Oct. 30, 1970 · Illinois Appellate Court · Gen. No. 55,141
130 Ill. App. 2d 455

City of Chicago, a Municipal Corporation, Plaintiff-Appellee, v. Peter Earle, Jr., Defendant-Appellant.

Gen. No. 55,141.

First District, Fourth Division.

October 30, 1970.

Rehearing denied November 24, 1970.

Victor M. Earle, III, of New York, New York (David Goldberger, of Chicago, of counsel), for appellant.

Richard L. Curry, Corporation Counsel of City of Chicago (Marvin E. Aspen and Richard F. Friedman, Assistant Corporation Counsel, of counsel), for appellee.

MR. JUSTICE ENGLISH

delivered the opinion of the court.

The City has moved to dismiss defendant’s appeal on the jurisdictional ground that the notice of appeal was not filed in apt time.

On December 19, 1969, judgment was entered finding defendant guilty of violating the disorderly conduct ordinance of the City and imposing a fine. Municipal Code of Chicago, section 193-1 (a). The record is not clear as to the date of making or filing motions in arrest of judgment and for new trial, or their continuance if they were properly presented within 30 days of judg*456ment. Giving defendant the benefit of the doubt in regard to the timely filing of these motions, it does appear that they were denied by an order entered on February 2, 1970.

Supreme Court Rule 303(a) requires the filing of a notice of appeal within 30 days after disposition of post-trial motions, and Rule 301 provides that such filing is essential to jurisdiction in the reviewing court. Ill Rev Stats 1969, c 110A, §§ 303(a), 301. Thus, defendant’s notice of appeal, to accomplish its function in this case, must have been filed by March 4, 1970. It was not. It was filed on March 26, 1970, and, lacking jurisdiction to proceed, this court would find it necessary to dismiss the appeal on its own motion had not the City done so. See, for example, Pruitt v. Motor Cargo, Inc., 30 Ill App2d 222, 227-228, 173 NE2d 851, and cases there cited.

Defendant opposes dismissal, contending that a stay of mittimus which had been ordered until March 25, 1970, had the effect of extending the time for filing a notice of appeal in the same way as a motion for new trial. We have been directed to no authority for this proposition, nor have we been able to find any.
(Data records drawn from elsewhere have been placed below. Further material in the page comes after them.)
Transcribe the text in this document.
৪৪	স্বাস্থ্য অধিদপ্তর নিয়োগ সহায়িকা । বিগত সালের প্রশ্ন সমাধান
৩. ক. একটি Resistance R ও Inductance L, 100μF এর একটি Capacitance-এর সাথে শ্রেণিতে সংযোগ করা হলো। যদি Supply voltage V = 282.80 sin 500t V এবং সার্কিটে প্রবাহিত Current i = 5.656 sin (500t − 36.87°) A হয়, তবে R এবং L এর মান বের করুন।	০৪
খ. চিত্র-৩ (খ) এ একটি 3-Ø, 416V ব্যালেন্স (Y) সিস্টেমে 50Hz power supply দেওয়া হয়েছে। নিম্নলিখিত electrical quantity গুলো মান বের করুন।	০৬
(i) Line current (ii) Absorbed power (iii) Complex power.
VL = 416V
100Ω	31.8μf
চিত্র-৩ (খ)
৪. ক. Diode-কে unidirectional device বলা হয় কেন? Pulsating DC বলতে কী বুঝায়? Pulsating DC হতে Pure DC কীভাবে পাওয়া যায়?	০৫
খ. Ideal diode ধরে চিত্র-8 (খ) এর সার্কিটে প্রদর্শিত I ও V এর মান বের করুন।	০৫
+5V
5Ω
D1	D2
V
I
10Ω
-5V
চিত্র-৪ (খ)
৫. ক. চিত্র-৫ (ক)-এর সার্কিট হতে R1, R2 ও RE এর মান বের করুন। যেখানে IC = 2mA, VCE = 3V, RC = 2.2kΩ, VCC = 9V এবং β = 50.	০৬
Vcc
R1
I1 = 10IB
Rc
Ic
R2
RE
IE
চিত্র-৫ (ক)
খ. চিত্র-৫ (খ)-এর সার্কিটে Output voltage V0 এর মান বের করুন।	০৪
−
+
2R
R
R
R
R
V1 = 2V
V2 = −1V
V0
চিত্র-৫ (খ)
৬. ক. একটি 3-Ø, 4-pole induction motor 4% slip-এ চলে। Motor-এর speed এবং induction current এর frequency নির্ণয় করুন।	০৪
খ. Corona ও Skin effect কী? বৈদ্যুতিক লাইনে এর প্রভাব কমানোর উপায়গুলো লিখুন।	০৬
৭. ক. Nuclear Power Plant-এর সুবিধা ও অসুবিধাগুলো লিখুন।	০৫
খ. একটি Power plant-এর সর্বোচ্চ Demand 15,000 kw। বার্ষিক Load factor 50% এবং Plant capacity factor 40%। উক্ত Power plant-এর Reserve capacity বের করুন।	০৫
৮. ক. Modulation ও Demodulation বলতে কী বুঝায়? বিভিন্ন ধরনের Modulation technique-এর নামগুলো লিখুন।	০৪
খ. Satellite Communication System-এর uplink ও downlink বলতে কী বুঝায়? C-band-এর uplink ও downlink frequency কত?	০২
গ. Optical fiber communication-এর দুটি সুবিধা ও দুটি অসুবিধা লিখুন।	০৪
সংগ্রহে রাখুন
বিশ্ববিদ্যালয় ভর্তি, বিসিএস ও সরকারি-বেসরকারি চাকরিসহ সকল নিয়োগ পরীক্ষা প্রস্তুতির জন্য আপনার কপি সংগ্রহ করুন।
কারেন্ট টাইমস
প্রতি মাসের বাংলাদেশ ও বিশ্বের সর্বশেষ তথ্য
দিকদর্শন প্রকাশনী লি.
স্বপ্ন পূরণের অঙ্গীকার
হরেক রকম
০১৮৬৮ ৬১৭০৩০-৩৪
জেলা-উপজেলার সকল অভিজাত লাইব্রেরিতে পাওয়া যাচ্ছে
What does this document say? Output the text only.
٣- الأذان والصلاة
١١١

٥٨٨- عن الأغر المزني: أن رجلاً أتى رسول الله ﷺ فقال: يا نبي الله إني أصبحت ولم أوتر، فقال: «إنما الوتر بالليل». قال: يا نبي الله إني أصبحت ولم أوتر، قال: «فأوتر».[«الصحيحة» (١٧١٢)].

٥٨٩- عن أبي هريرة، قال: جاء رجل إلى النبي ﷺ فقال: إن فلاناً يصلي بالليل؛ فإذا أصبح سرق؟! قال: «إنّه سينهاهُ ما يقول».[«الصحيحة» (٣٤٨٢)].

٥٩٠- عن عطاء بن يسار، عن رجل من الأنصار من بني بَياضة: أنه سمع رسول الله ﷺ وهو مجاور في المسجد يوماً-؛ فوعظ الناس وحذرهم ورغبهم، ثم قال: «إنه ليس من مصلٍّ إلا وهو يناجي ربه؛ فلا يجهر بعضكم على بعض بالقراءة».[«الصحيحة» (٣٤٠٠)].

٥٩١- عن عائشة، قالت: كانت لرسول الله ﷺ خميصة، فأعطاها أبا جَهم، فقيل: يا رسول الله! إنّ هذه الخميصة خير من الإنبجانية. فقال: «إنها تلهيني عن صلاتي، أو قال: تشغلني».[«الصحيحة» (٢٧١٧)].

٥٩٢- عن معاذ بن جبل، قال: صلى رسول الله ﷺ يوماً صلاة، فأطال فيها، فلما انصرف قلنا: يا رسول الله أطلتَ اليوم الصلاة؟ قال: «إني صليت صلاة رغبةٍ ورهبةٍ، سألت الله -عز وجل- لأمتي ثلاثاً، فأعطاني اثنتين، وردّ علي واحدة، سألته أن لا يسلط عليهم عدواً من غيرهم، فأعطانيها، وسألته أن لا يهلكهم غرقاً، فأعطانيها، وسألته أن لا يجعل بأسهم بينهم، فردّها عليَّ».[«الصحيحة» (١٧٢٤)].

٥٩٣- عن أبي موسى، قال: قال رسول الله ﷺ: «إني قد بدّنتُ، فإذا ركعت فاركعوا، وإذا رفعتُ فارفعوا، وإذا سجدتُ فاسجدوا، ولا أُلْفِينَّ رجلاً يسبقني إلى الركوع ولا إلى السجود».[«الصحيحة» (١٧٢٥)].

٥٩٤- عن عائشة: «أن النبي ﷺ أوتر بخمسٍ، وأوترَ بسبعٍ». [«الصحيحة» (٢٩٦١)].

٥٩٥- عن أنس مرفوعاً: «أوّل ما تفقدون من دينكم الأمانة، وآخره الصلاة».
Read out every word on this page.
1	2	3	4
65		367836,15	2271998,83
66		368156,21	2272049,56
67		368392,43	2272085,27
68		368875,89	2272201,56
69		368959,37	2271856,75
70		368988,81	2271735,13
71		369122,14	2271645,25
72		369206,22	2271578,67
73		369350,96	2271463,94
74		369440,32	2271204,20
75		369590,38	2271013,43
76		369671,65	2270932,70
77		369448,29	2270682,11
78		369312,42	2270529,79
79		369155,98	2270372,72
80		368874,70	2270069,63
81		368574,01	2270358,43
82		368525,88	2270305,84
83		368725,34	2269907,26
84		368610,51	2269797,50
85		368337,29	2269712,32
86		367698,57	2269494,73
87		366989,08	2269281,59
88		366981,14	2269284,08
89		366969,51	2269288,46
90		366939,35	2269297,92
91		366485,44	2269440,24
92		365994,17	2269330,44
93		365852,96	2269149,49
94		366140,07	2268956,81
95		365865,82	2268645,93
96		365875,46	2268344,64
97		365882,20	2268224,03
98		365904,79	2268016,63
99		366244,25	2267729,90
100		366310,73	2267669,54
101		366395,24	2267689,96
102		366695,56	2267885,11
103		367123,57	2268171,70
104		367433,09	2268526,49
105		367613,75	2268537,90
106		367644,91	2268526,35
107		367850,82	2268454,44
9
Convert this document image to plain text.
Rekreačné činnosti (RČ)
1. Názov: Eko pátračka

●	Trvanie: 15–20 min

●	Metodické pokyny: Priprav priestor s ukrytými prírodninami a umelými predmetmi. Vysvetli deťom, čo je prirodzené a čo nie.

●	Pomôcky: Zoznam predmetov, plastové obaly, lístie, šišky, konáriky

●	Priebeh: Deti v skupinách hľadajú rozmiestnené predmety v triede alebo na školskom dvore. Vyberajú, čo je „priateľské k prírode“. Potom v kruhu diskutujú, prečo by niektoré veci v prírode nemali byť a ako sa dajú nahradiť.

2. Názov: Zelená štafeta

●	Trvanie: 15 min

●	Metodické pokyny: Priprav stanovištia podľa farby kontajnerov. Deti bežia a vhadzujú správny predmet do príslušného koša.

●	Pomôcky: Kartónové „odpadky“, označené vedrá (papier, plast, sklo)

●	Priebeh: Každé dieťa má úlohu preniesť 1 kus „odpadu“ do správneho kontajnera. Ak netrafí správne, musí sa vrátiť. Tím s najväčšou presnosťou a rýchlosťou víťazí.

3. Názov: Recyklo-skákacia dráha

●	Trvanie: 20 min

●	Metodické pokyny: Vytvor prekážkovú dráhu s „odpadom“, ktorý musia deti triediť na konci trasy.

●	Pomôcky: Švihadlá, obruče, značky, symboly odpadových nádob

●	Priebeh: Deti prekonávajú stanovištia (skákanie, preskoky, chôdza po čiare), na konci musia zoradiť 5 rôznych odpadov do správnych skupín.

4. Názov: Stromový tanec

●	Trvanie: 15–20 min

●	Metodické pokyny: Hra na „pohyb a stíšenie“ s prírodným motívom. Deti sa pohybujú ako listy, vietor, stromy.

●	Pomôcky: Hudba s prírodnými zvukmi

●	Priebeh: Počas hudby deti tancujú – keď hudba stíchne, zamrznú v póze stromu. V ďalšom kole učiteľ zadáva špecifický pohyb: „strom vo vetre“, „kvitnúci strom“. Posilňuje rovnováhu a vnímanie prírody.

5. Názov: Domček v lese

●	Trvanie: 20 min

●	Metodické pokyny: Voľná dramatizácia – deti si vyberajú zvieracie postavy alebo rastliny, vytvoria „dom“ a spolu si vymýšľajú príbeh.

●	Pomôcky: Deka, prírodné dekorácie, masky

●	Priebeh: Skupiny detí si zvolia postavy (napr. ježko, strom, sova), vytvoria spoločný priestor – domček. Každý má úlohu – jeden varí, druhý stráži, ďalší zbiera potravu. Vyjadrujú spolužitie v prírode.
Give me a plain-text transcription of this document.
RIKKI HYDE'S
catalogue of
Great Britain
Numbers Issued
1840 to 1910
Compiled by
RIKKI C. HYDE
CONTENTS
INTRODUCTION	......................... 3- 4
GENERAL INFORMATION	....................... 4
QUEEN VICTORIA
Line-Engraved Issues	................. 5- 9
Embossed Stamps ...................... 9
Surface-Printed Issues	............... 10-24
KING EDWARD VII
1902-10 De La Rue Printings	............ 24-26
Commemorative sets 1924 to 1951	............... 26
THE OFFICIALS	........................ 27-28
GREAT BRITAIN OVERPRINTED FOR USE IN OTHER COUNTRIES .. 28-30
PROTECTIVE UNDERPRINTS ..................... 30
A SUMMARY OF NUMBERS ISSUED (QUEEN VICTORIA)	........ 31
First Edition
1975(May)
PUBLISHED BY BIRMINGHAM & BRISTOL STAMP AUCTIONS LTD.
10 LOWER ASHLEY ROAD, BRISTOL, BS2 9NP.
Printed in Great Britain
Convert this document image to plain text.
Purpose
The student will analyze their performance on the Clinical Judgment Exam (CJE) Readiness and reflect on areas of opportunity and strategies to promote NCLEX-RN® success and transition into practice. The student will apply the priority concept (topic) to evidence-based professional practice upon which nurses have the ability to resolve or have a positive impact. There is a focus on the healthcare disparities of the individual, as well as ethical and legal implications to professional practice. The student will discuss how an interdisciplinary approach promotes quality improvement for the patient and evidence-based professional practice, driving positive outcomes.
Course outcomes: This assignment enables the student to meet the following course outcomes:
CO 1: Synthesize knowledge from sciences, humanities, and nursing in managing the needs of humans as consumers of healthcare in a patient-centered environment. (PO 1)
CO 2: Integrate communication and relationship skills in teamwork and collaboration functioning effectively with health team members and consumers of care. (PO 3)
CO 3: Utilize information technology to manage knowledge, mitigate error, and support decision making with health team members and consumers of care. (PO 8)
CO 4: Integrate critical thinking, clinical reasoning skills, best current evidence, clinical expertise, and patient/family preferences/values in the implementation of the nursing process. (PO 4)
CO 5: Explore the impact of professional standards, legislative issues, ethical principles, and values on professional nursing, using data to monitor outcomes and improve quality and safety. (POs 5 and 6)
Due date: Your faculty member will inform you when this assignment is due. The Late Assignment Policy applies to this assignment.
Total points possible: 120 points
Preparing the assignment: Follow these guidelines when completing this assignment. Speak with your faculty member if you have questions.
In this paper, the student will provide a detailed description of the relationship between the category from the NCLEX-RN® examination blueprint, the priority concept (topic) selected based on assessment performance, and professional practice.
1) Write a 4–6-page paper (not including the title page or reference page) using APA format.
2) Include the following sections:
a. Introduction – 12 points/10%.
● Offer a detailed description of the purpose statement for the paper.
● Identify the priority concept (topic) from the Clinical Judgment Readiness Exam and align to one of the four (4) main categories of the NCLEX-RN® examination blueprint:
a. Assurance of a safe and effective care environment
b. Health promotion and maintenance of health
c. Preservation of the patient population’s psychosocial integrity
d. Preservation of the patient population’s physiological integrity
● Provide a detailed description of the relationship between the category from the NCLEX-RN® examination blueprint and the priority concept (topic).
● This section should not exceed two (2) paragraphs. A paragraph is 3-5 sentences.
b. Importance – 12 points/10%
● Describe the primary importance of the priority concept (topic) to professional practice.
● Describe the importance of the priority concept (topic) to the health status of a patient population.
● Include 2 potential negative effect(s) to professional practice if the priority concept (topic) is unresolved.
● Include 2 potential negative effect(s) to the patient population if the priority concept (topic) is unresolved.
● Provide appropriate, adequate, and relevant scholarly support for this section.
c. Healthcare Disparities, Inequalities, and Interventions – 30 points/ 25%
Rule 303(a), cited above, states that the 30-day period for filing starts with the entry of judgment or disposition of “a timely motion directed against the judgment.” A motion for stay of mittimus does not have the character of being “directed against the judgment.” See Tomaska v. Barone, 104 Ill App2d 356, 358-359, 244 NE2d 327.

The appeal is dsmissed.

Dismissed.

STAMOS, P. J. and DRUCKER, J., concur.